Éditeur: Karthala
Pages: 397
Lieu: Paris
Année: 2014

Notes de lecture

Écrit par Jean-Pierre Chantin

Gérard Cholvy nous propose ce qui est la réponse à un sujet de concours d’il y a une douzaine d’années. C’est ce qui explique la restriction de « l’Occident chrétien » aux seuls pays de France (qui y a une place centrale), Grande-Bretagne et Irlande, Allemagne et Italie, qui étaient les États retenus dans la question. Les huit chapitres rappellent différentes facettes de cette histoire : après un « état des lieux » au début du siècle, trois portent sur les « mouvements des idées » (Lumières, romantisme, positivisme), avant que ne soit présenté le « renouveau spiritualiste », puis qu’un autre traite de l’art religieux, le suivant de la « religion des femmes » et le dernier de « l’expansion européenne » avant de conclure sur un bilan en 1914. Le tout se termine par une postface dans laquelle l’auteur revient sur son « itinéraire de recherche », des pages que les jeunes chercheurs liront avec profit.
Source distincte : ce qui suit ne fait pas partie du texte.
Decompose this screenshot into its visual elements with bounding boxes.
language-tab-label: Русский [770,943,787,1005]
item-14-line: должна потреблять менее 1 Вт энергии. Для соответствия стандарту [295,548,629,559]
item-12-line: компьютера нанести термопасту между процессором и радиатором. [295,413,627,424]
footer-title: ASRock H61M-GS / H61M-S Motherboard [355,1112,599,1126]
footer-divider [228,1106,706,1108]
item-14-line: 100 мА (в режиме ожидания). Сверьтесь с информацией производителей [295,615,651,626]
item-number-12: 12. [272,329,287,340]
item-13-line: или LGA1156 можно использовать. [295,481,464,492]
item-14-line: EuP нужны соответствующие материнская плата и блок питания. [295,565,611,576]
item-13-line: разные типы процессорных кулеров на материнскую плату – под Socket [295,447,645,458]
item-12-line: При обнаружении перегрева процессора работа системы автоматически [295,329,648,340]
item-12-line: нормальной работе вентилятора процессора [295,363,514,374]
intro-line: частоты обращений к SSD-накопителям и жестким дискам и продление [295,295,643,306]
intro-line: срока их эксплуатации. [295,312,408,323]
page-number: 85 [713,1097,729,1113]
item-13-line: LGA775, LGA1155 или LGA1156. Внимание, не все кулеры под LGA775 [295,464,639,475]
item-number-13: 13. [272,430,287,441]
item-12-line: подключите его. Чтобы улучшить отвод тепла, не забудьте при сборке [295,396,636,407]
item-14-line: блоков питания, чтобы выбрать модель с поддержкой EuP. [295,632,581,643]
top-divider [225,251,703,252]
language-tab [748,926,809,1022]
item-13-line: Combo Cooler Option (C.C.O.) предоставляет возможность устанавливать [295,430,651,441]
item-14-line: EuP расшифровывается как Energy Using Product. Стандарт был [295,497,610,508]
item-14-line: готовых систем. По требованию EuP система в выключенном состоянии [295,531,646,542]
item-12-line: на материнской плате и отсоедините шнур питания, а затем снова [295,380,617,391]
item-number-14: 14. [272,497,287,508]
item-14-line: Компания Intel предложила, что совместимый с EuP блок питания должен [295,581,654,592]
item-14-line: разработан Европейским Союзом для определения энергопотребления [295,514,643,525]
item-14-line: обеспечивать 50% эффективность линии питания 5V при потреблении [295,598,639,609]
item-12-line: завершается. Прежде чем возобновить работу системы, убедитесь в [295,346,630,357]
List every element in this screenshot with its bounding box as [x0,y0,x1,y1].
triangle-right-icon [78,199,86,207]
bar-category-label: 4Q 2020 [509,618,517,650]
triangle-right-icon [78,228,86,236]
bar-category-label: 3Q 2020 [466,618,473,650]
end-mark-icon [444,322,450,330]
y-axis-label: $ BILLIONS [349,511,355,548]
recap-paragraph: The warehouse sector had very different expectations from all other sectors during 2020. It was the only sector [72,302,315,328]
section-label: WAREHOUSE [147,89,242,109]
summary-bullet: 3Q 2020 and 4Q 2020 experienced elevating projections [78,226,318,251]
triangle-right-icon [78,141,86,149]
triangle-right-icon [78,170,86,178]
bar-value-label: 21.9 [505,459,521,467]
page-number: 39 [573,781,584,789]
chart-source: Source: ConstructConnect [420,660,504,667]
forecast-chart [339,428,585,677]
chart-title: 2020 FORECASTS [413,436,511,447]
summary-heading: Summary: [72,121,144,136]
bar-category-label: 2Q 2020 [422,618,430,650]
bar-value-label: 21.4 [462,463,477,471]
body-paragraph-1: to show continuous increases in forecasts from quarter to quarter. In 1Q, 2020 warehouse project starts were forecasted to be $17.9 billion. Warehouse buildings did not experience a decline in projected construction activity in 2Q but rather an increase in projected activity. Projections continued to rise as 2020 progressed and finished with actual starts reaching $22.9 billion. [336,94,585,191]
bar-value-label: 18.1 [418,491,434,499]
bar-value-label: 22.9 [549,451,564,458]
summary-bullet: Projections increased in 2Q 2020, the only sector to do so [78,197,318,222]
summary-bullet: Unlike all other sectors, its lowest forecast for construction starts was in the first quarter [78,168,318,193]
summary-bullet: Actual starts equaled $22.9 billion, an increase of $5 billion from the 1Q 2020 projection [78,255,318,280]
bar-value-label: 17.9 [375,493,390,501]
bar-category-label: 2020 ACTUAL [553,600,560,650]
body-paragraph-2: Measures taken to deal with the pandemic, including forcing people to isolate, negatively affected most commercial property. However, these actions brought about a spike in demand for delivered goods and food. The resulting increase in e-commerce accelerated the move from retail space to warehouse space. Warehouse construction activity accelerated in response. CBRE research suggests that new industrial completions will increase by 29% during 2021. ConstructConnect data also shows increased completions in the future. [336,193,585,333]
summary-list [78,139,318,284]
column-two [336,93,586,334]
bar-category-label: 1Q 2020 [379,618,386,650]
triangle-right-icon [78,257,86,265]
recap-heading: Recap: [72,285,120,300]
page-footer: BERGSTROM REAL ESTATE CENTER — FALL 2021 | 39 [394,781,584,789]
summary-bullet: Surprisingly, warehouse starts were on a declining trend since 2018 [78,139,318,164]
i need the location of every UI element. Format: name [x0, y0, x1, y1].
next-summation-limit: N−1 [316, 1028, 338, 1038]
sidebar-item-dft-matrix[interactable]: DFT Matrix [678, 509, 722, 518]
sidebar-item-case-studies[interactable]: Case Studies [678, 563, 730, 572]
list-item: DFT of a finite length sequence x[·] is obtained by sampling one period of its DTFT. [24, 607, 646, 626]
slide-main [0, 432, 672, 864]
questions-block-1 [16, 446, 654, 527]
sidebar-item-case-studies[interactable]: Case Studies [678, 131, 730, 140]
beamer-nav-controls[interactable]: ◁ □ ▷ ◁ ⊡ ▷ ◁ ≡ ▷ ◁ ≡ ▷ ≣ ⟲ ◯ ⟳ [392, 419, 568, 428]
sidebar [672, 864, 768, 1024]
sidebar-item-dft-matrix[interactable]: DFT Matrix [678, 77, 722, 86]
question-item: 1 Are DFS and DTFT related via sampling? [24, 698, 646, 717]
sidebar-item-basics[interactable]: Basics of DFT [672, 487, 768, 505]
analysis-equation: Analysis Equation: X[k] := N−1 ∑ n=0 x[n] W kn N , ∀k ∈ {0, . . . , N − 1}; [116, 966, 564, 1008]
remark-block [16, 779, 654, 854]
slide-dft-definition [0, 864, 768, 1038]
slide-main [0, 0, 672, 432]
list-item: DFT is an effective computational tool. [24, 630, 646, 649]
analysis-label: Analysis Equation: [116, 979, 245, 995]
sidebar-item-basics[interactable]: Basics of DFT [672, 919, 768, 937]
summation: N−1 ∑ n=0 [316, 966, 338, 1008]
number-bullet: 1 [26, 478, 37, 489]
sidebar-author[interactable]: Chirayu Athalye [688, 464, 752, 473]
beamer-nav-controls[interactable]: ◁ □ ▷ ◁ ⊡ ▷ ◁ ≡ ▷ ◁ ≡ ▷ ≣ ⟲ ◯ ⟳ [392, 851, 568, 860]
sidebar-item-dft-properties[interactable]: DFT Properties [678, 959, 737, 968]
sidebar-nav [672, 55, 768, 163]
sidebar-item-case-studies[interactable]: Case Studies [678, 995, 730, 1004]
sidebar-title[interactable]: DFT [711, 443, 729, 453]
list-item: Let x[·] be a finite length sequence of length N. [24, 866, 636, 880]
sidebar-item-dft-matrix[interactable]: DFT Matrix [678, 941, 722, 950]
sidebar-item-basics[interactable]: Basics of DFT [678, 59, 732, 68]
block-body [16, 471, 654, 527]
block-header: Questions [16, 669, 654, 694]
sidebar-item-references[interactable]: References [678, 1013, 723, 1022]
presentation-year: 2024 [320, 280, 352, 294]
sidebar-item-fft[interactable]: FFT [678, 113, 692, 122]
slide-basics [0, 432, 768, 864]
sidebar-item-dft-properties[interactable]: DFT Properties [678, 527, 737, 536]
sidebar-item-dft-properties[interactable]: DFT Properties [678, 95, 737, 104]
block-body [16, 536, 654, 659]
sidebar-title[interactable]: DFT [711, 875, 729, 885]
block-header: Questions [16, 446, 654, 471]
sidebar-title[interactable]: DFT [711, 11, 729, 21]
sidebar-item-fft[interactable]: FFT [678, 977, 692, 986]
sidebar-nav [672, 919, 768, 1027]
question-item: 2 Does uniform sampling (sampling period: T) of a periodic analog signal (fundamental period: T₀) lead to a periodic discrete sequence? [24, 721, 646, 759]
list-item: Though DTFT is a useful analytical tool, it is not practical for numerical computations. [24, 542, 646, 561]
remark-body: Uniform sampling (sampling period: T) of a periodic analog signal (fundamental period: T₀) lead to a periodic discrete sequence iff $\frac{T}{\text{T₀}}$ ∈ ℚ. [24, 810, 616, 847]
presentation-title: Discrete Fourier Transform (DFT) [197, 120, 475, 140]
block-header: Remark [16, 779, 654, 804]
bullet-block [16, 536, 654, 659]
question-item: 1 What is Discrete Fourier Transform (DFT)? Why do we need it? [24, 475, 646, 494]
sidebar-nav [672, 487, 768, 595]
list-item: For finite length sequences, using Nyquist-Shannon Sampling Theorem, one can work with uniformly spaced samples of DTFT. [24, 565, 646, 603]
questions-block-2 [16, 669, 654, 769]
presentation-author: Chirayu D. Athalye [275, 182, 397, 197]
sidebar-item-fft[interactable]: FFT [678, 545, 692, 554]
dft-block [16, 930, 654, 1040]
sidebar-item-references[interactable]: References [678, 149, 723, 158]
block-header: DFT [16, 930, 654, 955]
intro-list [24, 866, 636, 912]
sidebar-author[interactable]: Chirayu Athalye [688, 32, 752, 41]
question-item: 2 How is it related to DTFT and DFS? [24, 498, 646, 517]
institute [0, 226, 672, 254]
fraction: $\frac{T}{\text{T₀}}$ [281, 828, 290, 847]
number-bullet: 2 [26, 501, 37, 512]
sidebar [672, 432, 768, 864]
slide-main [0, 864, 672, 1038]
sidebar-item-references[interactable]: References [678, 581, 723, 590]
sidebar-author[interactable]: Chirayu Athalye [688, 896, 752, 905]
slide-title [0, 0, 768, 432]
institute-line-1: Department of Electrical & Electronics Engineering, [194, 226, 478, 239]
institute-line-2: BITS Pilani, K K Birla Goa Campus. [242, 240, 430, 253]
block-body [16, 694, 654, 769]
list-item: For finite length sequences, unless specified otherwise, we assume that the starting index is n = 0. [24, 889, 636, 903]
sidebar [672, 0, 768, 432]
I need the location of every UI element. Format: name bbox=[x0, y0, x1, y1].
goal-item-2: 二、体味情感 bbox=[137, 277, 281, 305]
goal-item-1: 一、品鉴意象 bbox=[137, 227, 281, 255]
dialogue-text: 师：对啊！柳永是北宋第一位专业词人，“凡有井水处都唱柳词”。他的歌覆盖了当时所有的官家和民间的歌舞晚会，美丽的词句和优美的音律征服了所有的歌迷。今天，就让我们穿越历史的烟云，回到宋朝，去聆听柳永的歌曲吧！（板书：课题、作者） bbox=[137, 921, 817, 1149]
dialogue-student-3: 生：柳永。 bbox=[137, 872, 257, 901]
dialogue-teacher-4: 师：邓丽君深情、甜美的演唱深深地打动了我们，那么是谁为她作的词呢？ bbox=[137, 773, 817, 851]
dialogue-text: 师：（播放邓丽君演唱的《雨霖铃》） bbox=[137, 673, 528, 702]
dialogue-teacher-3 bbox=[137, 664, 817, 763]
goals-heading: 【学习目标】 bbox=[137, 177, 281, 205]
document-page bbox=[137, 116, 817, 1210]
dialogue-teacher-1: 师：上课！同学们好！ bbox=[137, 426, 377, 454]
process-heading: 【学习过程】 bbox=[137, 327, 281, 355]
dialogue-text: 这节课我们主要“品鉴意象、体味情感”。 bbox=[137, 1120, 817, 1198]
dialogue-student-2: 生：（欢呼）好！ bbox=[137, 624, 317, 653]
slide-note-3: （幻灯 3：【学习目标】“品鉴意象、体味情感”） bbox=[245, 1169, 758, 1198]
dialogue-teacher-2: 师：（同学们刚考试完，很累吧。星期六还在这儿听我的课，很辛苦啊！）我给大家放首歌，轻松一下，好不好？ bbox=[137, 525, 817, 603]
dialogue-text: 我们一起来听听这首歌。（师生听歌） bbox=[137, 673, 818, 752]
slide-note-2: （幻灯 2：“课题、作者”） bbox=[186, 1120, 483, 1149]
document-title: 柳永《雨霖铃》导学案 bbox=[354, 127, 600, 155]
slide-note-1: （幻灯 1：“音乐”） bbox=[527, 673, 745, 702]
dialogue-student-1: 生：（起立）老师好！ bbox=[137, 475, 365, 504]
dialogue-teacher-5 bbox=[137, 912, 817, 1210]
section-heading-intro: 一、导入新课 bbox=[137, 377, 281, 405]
Il faut saluer l’esprit de synthèse de ce qui est une utile mise au point ; cela permet d’ailleurs de mettre à jour la bibliographie des nombreux volumes parus sur ce thème au moment des concours. On retrouve surtout quelques apports qui font la spécificité de Gérard Cholvy. Le précieux recours à des sources locales ou régionales, à des témoignages qui relèvent de ce que l’auteur nomme la « culture populaire », apporte un rythme salutaire et plus concret, appuyé par une foisonnante iconographie qui donne à voir les « visages des acteurs de l’histoire ». Celle-ci est même indispensable pour le volet d’histoire de l’art, et un cahier couleur est fort opportunément inséré dans ce but. On perçoit pourtant un certain déséquilibre (classique il est vrai) en faveur du catholicisme, alors qu’avec l’Allemagne et la Grande-Bretagne le protestantisme aurait gagné à être davantage présent, mais Gérard Cholvy a veillé à ce que les principales confessions soient présentées, de même que quelques-unes des contestations. Quelques affirmations, qui échappent ça-et-là à l’auteur, sont aussi à nuancer, par exemple à propos de la Séparation de 1905 en France : les travaux de Jean-Marie Mayeur ont montré que les résistances aux Inventaires ont été bien moins générales que ce qui est suggéré page 201 (« bien des hommes, donc, se sentirent concernés »), et il est exagéré de qualifier l’épisode de « persécution », sauf à préciser que c’était là le sentiment de quelques-uns.

Cela n’enlève rien à l’utilité de cette synthèse, qui vient d’une certaine manière élargir les premiers volumes qui avaient été proposés par Gérard Cholvy avec le regretté Yves-Marie Hilaire pour l’Histoire religieuse de la France.